Methods: A systematic search of CINAHL, MEDLINE and Embase was undertaken using the search terms "intraosseous", "fat embolism", "fat intravasation" and "fat embolism syndrome". Two authors independently screened abstracts and full texts, against eligibility criteria and assessed risk of bias. A grey literature search (including references) was undertaken. Inclusion criteria were: all human and animal studies reporting novel data on IO-associated fat emboli. This systematic review was conducted in accordance with the Preferred Reporting Items for Systematic Reviews and Meta-Analysis.
Results: 22 papers were identified from the search, with a further 5 found from reference lists. N=7 full papers met inclusion criteria. These papers were all translational animal studies. The overall risk of bias was high. Studies demonstrated that fat intravasation and fat embolisation are near universal after IO infusion, but of uncertain clinical significance.
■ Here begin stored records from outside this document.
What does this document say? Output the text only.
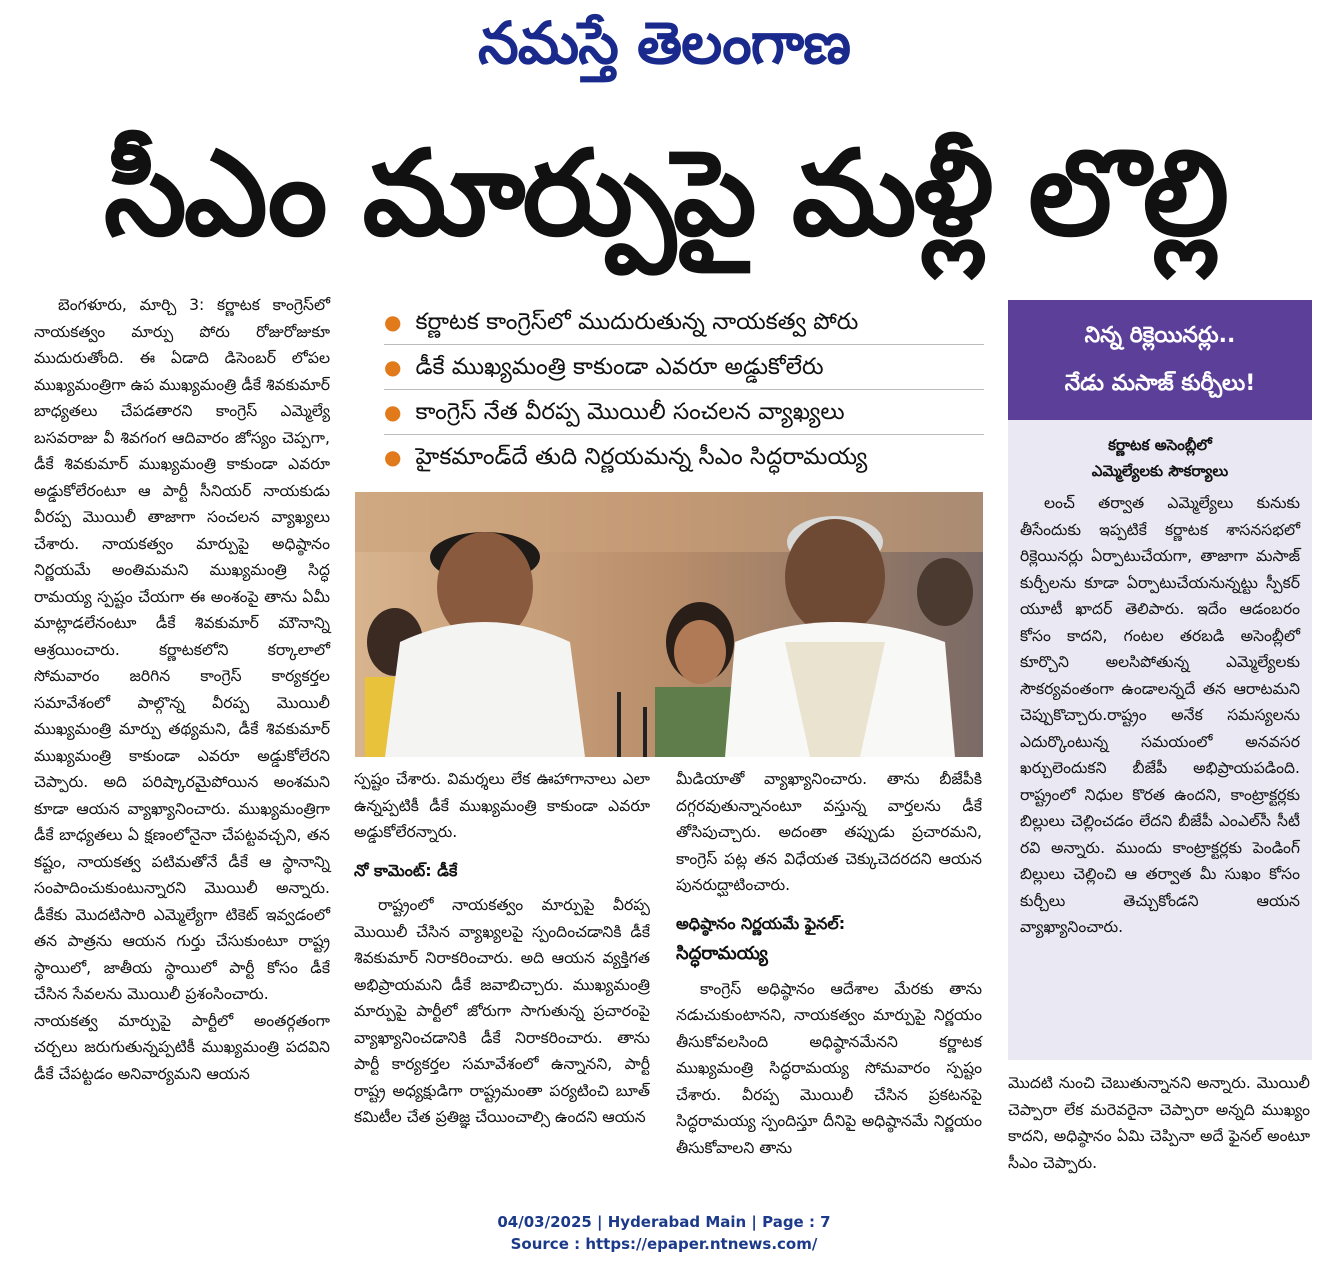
నమస్తే తెలంగాణ
సీఎం మార్పుపై మళ్లీ లొల్లి

బెంగళూరు, మార్చి 3: కర్ణాటక కాంగ్రెస్‌లో నాయకత్వం మార్పు పోరు రోజురోజుకూ ముదురుతోంది. ఈ ఏడాది డిసెంబర్ లోపల ముఖ్యమంత్రిగా ఉప ముఖ్యమంత్రి డీకే శివకుమార్ బాధ్యతలు చేపడతారని కాంగ్రెస్ ఎమ్మెల్యే బసవరాజు వీ శివగంగ ఆదివారం జోస్యం చెప్పగా, డీకే శివకుమార్ ముఖ్యమంత్రి కాకుండా ఎవరూ అడ్డుకోలేరంటూ ఆ పార్టీ సీనియర్ నాయకుడు వీరప్ప మొయిలీ తాజాగా సంచలన వ్యాఖ్యలు చేశారు. నాయకత్వం మార్పుపై అధిష్ఠానం నిర్ణయమే అంతిమమని ముఖ్యమంత్రి సిద్ధ రామయ్య స్పష్టం చేయగా ఈ అంశంపై తాను ఏమీ మాట్లాడలేనంటూ డీకే శివకుమార్ మౌనాన్ని ఆశ్రయించారు. కర్ణాటకలోని కర్కాలాలో సోమవారం జరిగిన కాంగ్రెస్ కార్యకర్తల సమావేశంలో పాల్గొన్న వీరప్ప మొయిలీ ముఖ్యమంత్రి మార్పు తథ్యమని, డీకే శివకుమార్ ముఖ్యమంత్రి కాకుండా ఎవరూ అడ్డుకోలేరని చెప్పారు. అది పరిష్కారమైపోయిన అంశమని కూడా ఆయన వ్యాఖ్యానించారు. ముఖ్యమంత్రిగా డీకే బాధ్యతలు ఏ క్షణంలోనైనా చేపట్టవచ్చని, తన కష్టం, నాయకత్వ పటిమతోనే డీకే ఆ స్థానాన్ని సంపాదించుకుంటున్నారని మొయిలీ అన్నారు. డీకేకు మొదటిసారి ఎమ్మెల్యేగా టికెట్ ఇవ్వడంలో తన పాత్రను ఆయన గుర్తు చేసుకుంటూ రాష్ట్ర స్థాయిలో, జాతీయ స్థాయిలో పార్టీ కోసం డీకే చేసిన సేవలను మొయిలీ ప్రశంసించారు.

నాయకత్వ మార్పుపై పార్టీలో అంతర్గతంగా చర్చలు జరుగుతున్నప్పటికీ ముఖ్యమంత్రి పదవిని డీకే చేపట్టడం అనివార్యమని ఆయన

● కర్ణాటక కాంగ్రెస్‌లో ముదురుతున్న నాయకత్వ పోరు
● డీకే ముఖ్యమంత్రి కాకుండా ఎవరూ అడ్డుకోలేరు
● కాంగ్రెస్ నేత వీరప్ప మొయిలీ సంచలన వ్యాఖ్యలు
● హైకమాండ్‌దే తుది నిర్ణయమన్న సీఎం సిద్ధరామయ్య

స్పష్టం చేశారు. విమర్శలు లేక ఊహాగానాలు ఎలా ఉన్నప్పటికీ డీకే ముఖ్యమంత్రి కాకుండా ఎవరూ అడ్డుకోలేరన్నారు.

నో కామెంట్: డీకే

రాష్ట్రంలో నాయకత్వం మార్పుపై వీరప్ప మొయిలీ చేసిన వ్యాఖ్యలపై స్పందించడానికి డీకే శివకుమార్ నిరాకరించారు. అది ఆయన వ్యక్తిగత అభిప్రాయమని డీకే జవాబిచ్చారు. ముఖ్యమంత్రి మార్పుపై పార్టీలో జోరుగా సాగుతున్న ప్రచారంపై వ్యాఖ్యానించడానికి డీకే నిరాకరించారు. తాను పార్టీ కార్యకర్తల సమావేశంలో ఉన్నానని, పార్టీ రాష్ట్ర అధ్యక్షుడిగా రాష్ట్రమంతా పర్యటించి బూత్ కమిటీల చేత ప్రతిజ్ఞ చేయించాల్సి ఉందని ఆయన

మీడియాతో వ్యాఖ్యానించారు. తాను బీజేపీకి దగ్గరవుతున్నానంటూ వస్తున్న వార్తలను డీకే తోసిపుచ్చారు. అదంతా తప్పుడు ప్రచారమని, కాంగ్రెస్ పట్ల తన విధేయత చెక్కుచెదరదని ఆయన పునరుద్ఘాటించారు.

అధిష్ఠానం నిర్ణయమే ఫైనల్:
సిద్ధరామయ్య

కాంగ్రెస్ అధిష్ఠానం ఆదేశాల మేరకు తాను నడుచుకుంటానని, నాయకత్వం మార్పుపై నిర్ణయం తీసుకోవలసింది అధిష్ఠానమేనని కర్ణాటక ముఖ్యమంత్రి సిద్ధరామయ్య సోమవారం స్పష్టం చేశారు. వీరప్ప మొయిలీ చేసిన ప్రకటనపై సిద్ధరామయ్య స్పందిస్తూ దీనిపై అధిష్ఠానమే నిర్ణయం తీసుకోవాలని తాను

నిన్న రిక్లెయినర్లు..
నేడు మసాజ్ కుర్చీలు!
కర్ణాటక అసెంబ్లీలో
ఎమ్మెల్యేలకు సౌకర్యాలు

లంచ్ తర్వాత ఎమ్మెల్యేలు కునుకు తీసేందుకు ఇప్పటికే కర్ణాటక శాసనసభలో రిక్లెయినర్లు ఏర్పాటుచేయగా, తాజాగా మసాజ్ కుర్చీలను కూడా ఏర్పాటుచేయనున్నట్టు స్పీకర్ యూటీ ఖాదర్ తెలిపారు. ఇదేం ఆడంబరం కోసం కాదని, గంటల తరబడి అసెంబ్లీలో కూర్చొని అలసిపోతున్న ఎమ్మెల్యేలకు సౌకర్యవంతంగా ఉండాలన్నదే తన ఆరాటమని చెప్పుకొచ్చారు.రాష్ట్రం అనేక సమస్యలను ఎదుర్కొంటున్న సమయంలో అనవసర ఖర్చులెందుకని బీజేపీ అభిప్రాయపడింది. రాష్ట్రంలో నిధుల కొరత ఉందని, కాంట్రాక్టర్లకు బిల్లులు చెల్లించడం లేదని బీజేపీ ఎంఎల్‌సీ సీటీ రవి అన్నారు. ముందు కాంట్రాక్టర్లకు పెండింగ్ బిల్లులు చెల్లించి ఆ తర్వాత మీ సుఖం కోసం కుర్చీలు తెచ్చుకోండని ఆయన వ్యాఖ్యానించారు.

మొదటి నుంచి చెబుతున్నానని అన్నారు. మొయిలీ చెప్పారా లేక మరెవరైనా చెప్పారా అన్నది ముఖ్యం కాదని, అధిష్ఠానం ఏమి చెప్పినా అదే ఫైనల్ అంటూ సీఎం చెప్పారు.

04/03/2025 | Hyderabad Main | Page : 7
Source : https://epaper.ntnews.com/
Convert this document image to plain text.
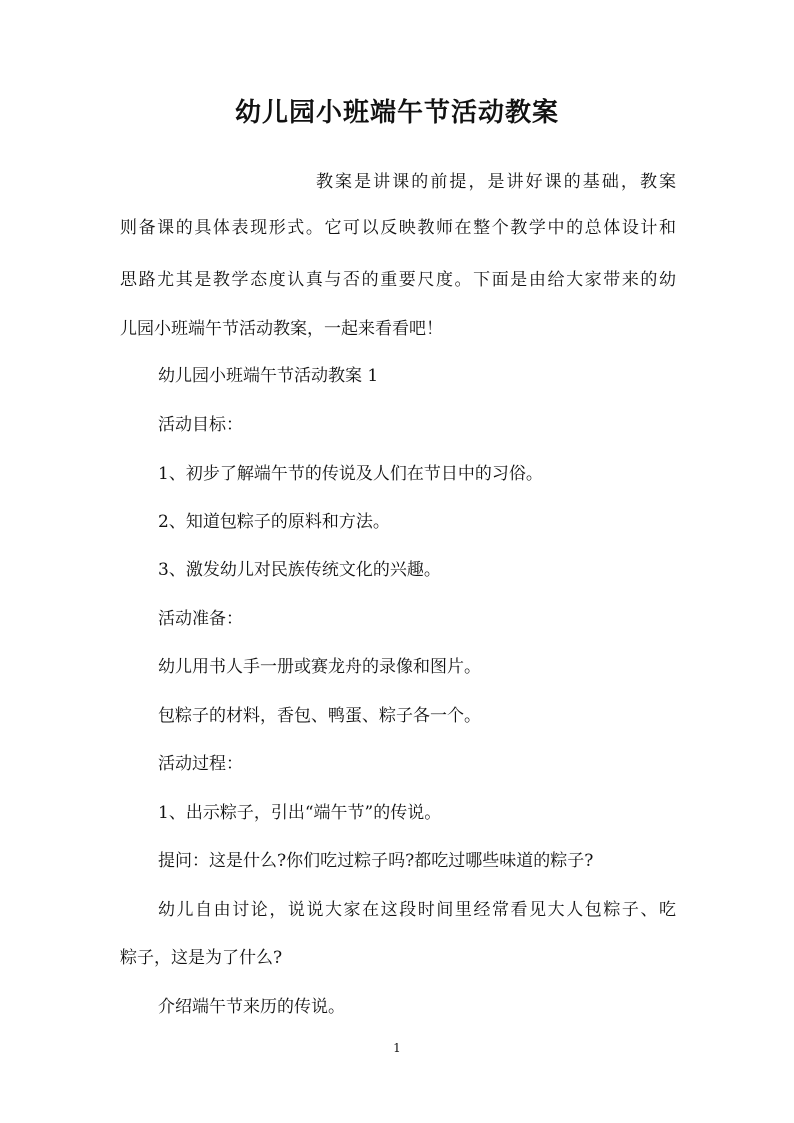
幼儿园小班端午节活动教案
教案是讲课的前提，是讲好课的基础，教案
则备课的具体表现形式。它可以反映教师在整个教学中的总体设计和
思路尤其是教学态度认真与否的重要尺度。下面是由给大家带来的幼
儿园小班端午节活动教案，一起来看看吧！
幼儿园小班端午节活动教案 1
活动目标：
1、初步了解端午节的传说及人们在节日中的习俗。
2、知道包粽子的原料和方法。
3、激发幼儿对民族传统文化的兴趣。
活动准备：
幼儿用书人手一册或赛龙舟的录像和图片。
包粽子的材料，香包、鸭蛋、粽子各一个。
活动过程：
1、出示粽子，引出“端午节”的传说。
提问：这是什么?你们吃过粽子吗?都吃过哪些味道的粽子?
幼儿自由讨论，说说大家在这段时间里经常看见大人包粽子、吃
粽子，这是为了什么?
介绍端午节来历的传说。
1
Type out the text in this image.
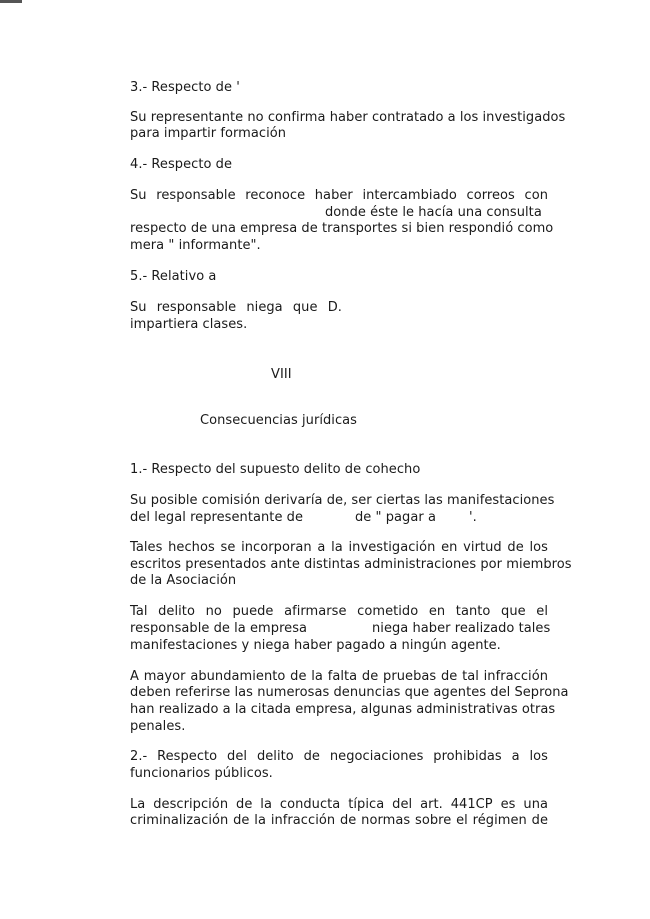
3.- Respecto de '
Su representante no confirma haber contratado a los investigados
para impartir formación
4.- Respecto de
Su responsable reconoce haber intercambiado correos con
donde éste le hacía una consulta
respecto de una empresa de transportes si bien respondió como
mera " informante".
5.- Relativo a
Su responsable niega que D.
impartiera clases.
VIII
Consecuencias jurídicas
1.- Respecto del supuesto delito de cohecho
Su posible comisión derivaría de, ser ciertas las manifestaciones
del legal representante de	de " pagar a	'.
Tales hechos se incorporan a la investigación en virtud de los
escritos presentados ante distintas administraciones por miembros
de la Asociación
Tal delito no puede afirmarse cometido en tanto que el
responsable de la empresa	niega haber realizado tales
manifestaciones y niega haber pagado a ningún agente.
A mayor abundamiento de la falta de pruebas de tal infracción
deben referirse las numerosas denuncias que agentes del Seprona
han realizado a la citada empresa, algunas administrativas otras
penales.
2.- Respecto del delito de negociaciones prohibidas a los
funcionarios públicos.
La descripción de la conducta típica del art. 441CP es una
criminalización de la infracción de normas sobre el régimen de
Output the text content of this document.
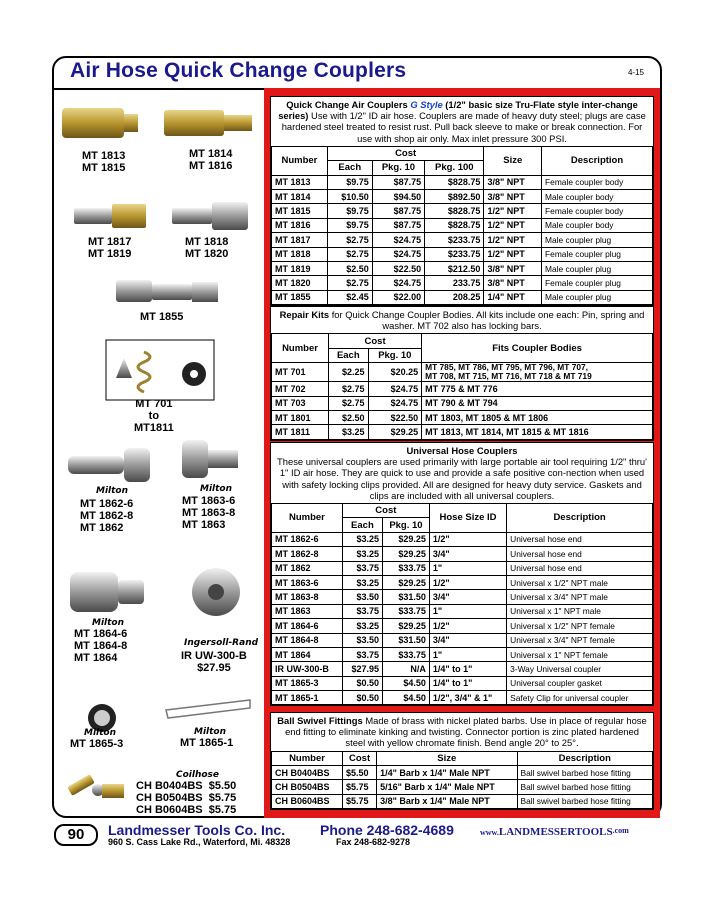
Air Hose Quick Change Couplers	4-15
MT 1813
MT 1815
MT 1814
MT 1816
MT 1817
MT 1819
MT 1818
MT 1820
MT 1855
MT 701
to
MT1811
Milton
MT 1862-6
MT 1862-8
MT 1862
Milton
MT 1863-6
MT 1863-8
MT 1863
Milton
MT 1864-6
MT 1864-8
MT 1864
Ingersoll-Rand
IR UW-300-B
$27.95
Milton
MT 1865-3
Milton
MT 1865-1
Coilhose
CH B0404BS  $5.50
CH B0504BS  $5.75
CH B0604BS  $5.75
Quick Change Air Couplers G Style (1/2" basic size Tru-Flate style inter-change series) Use with 1/2" ID air hose. Couplers are made of heavy duty steel; plugs are case hardened steel treated to resist rust. Pull back sleeve to make or break connection. For use with shop air only. Max inlet pressure 300 PSI.
Number	Cost			Size	Description
	Each	Pkg. 10	Pkg. 100		
MT 1813	$9.75	$87.75	$828.75	3/8" NPT	Female coupler body
MT 1814	$10.50	$94.50	$892.50	3/8" NPT	Male coupler body
MT 1815	$9.75	$87.75	$828.75	1/2" NPT	Female coupler body
MT 1816	$9.75	$87.75	$828.75	1/2" NPT	Male coupler body
MT 1817	$2.75	$24.75	$233.75	1/2" NPT	Male coupler plug
MT 1818	$2.75	$24.75	$233.75	1/2" NPT	Female coupler plug
MT 1819	$2.50	$22.50	$212.50	3/8" NPT	Male coupler plug
MT 1820	$2.75	$24.75	233.75	3/8" NPT	Female coupler plug
MT 1855	$2.45	$22.00	208.25	1/4" NPT	Male coupler plug
Repair Kits for Quick Change Coupler Bodies. All kits include one each: Pin, spring and washer. MT 702 also has locking bars.
Number	Cost		Fits Coupler Bodies
	Each	Pkg. 10	
MT 701	$2.25	$20.25	MT 785, MT 786, MT 795, MT 796, MT 707,
MT 708, MT 715, MT 716, MT 718 & MT 719
MT 702	$2.75	$24.75	MT 775 & MT 776
MT 703	$2.75	$24.75	MT 790 & MT 794
MT 1801	$2.50	$22.50	MT 1803, MT 1805 & MT 1806
MT 1811	$3.25	$29.25	MT 1813, MT 1814, MT 1815 & MT 1816
Universal Hose Couplers
These universal couplers are used primarily with large portable air tool requiring 1/2" thru' 1" ID air hose. They are quick to use and provide a safe positive con-nection when used with safety locking clips provided. All are designed for heavy duty service. Gaskets and clips are included with all universal couplers.
Number	Cost		Hose Size ID	Description
	Each	Pkg. 10		
MT 1862-6	$3.25	$29.25	1/2"	Universal hose end
MT 1862-8	$3.25	$29.25	3/4"	Universal hose end
MT 1862	$3.75	$33.75	1"	Universal hose end
MT 1863-6	$3.25	$29.25	1/2"	Universal x 1/2" NPT male
MT 1863-8	$3.50	$31.50	3/4"	Universal x 3/4" NPT male
MT 1863	$3.75	$33.75	1"	Universal x 1" NPT male
MT 1864-6	$3.25	$29.25	1/2"	Universal x 1/2" NPT female
MT 1864-8	$3.50	$31.50	3/4"	Universal x 3/4" NPT female
MT 1864	$3.75	$33.75	1"	Universal x 1" NPT female
IR UW-300-B	$27.95	N/A	1/4" to 1"	3-Way Universal coupler
MT 1865-3	$0.50	$4.50	1/4" to 1"	Universal coupler gasket
MT 1865-1	$0.50	$4.50	1/2", 3/4" & 1"	Safety Clip for universal coupler
Ball Swivel Fittings Made of brass with nickel plated barbs. Use in place of regular hose end fitting to eliminate kinking and twisting. Connector portion is zinc plated hardened steel with yellow chromate finish. Bend angle 20° to 25°.
Number	Cost	Size	Description
CH B0404BS	$5.50	1/4" Barb x 1/4" Male NPT	Ball swivel barbed hose fitting
CH B0504BS	$5.75	5/16" Barb x 1/4" Male NPT	Ball swivel barbed hose fitting
CH B0604BS	$5.75	3/8" Barb x 1/4" Male NPT	Ball swivel barbed hose fitting
90	Landmesser Tools Co. Inc.
960 S. Cass Lake Rd., Waterford, Mi. 48328
Phone 248-682-4689
Fax 248-682-9278
$www.LANDMESSERTOOLS^{.com}$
The initial IO flush appears to cause the highest intramedullary pressure and highest chance of fat intravasation and embolisation. No conclusions could be drawn on FES.
Conclusions: IO catheters remain a useful intervention in the armamentarium of trauma clinicians. Although their use is widely accepted, there is a paucity of evidence investigating fat embolisation in IO infusions. Despite this, pulmonary fat emboli after IO infusion are very common. The existing data are of low quality with a high risk of bias. More research is needed to address this important subject.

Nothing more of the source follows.